Die letzte Stunde war dann wieder klassisch mit Stift und Papier. Sie startete damit, dass wir ca. vier 5er-Teams hatten. Von jedem Team stand dann einer an die Wandtafel und es wurde ein Verb genannt, welches man in der entsprechenden Konjugationsform aufschreiben musste. Das schnellste Team bekam einen Punkt und ich habe gemerkt, dass ich da ein absolutes Defizit habe. Ich mache zu viel über das Gehör und Gefühl aber könnte kaum ein Verb in einer bestimmten Form mit einer Sicherheit nennen. Ich schien jedoch nicht der Einzige zu sein… Es folgen dann weitere Aufgaben im Übungsbuch und so war auch diese Lektion und damit der Schultag zu Ende.
Happy Hour
Die heutige EF-Aktivität war «Happy Hour», zu welcher ich mich spontan anschloss. Es gab wieder Neuzugänge. Ein älterer Mann aus der Türkei, einer aus Ecuador und ich lernte meine Zimmernachbarin kennen. Eine ältere Dame, die bereits ältere Kinder hatte. Mit dabei waren auch Schüler/innen die ich vom Sehen her kannte. Man tauschte sich wieder über die bekannten Fragen aus. Organisiert war das Ganze von Spencer. Er eröffnete die Runde in dem er uns aufforderte folgende Fragen zu beantworten:
  • Wie heisst du?
  • Aus welchem Land kommst du?
  • Was ist deine Lieblingsbeschäftigung am Samstagabend?
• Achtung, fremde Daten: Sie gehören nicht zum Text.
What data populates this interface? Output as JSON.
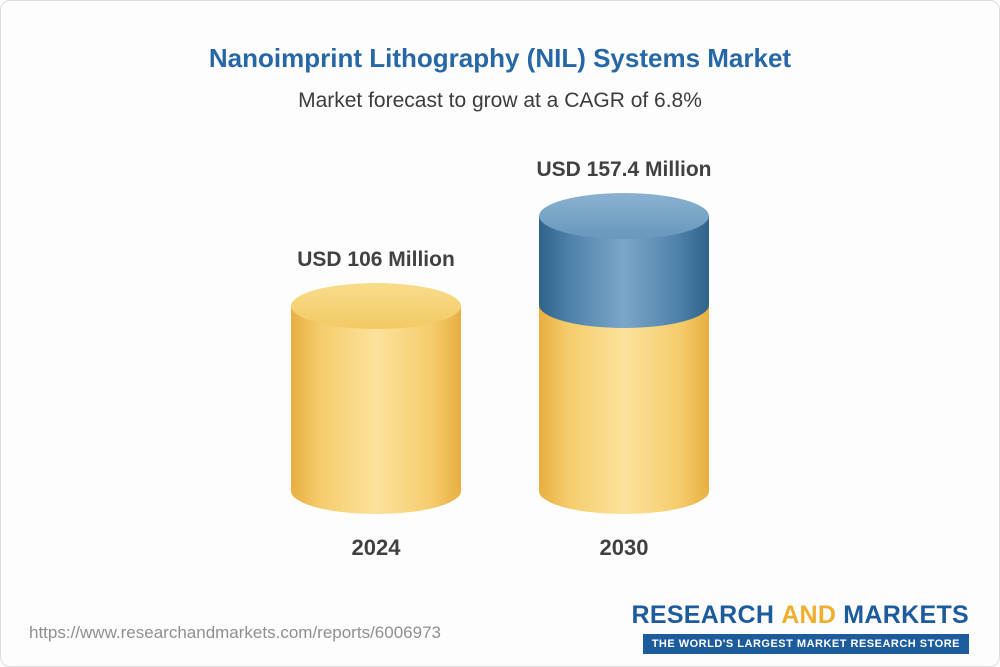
{
  "header": {
    "title": "Nanoimprint Lithography (NIL) Systems Market",
    "subtitle": "Market forecast to grow at a CAGR of 6.8%"
  },
  "chart_data": {
    "type": "bar",
    "title": "Nanoimprint Lithography (NIL) Systems Market",
    "subtitle": "Market forecast to grow at a CAGR of 6.8%",
    "unit": "USD Million",
    "categories": [
      "2024",
      "2030"
    ],
    "values": [
      106,
      157.4
    ],
    "value_labels": [
      "USD 106 Million",
      "USD 157.4 Million"
    ],
    "ylim": [
      0,
      170
    ],
    "grid": false,
    "legend": "none",
    "bars": [
      {
        "category": "2024",
        "total": 106,
        "label": "USD 106 Million",
        "segments": [
          {
            "name": "base-2024",
            "value": 106,
            "color": "yellow"
          }
        ]
      },
      {
        "category": "2030",
        "total": 157.4,
        "label": "USD 157.4 Million",
        "segments": [
          {
            "name": "base-2024",
            "value": 106,
            "color": "yellow"
          },
          {
            "name": "growth-to-2030",
            "value": 51.4,
            "color": "blue"
          }
        ]
      }
    ],
    "colors": {
      "yellow": "#f6cf6e",
      "blue": "#6e9ec2"
    }
  },
  "footer": {
    "url": "https://www.researchandmarkets.com/reports/6006973",
    "logo": {
      "research": "RESEARCH",
      "and": "AND",
      "markets": "MARKETS",
      "tagline": "THE WORLD'S LARGEST MARKET RESEARCH STORE"
    }
  }
}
Wir waren in einer britischen Bar. Non-Alkohol mässig sah es, was Cocktails anbelangt, nicht so gut aus. Ich entschied mich ausnahmsweise für eine (weiter oben verteufelte) Cola. Die erste Runde ging auf «EF» und aus irgendeinem Grund war auch das zweite Getränk gedeckt. Es war eine tolle Gruppe und ein netter Abend. Ich verliess um ca. 8.00 die Gruppe und lief den gut 20 Minuten Weg ins Hub, machte meine Hausaufgaben, fing an diesen Beitrag zu Tippen und schlief bald darauf ein.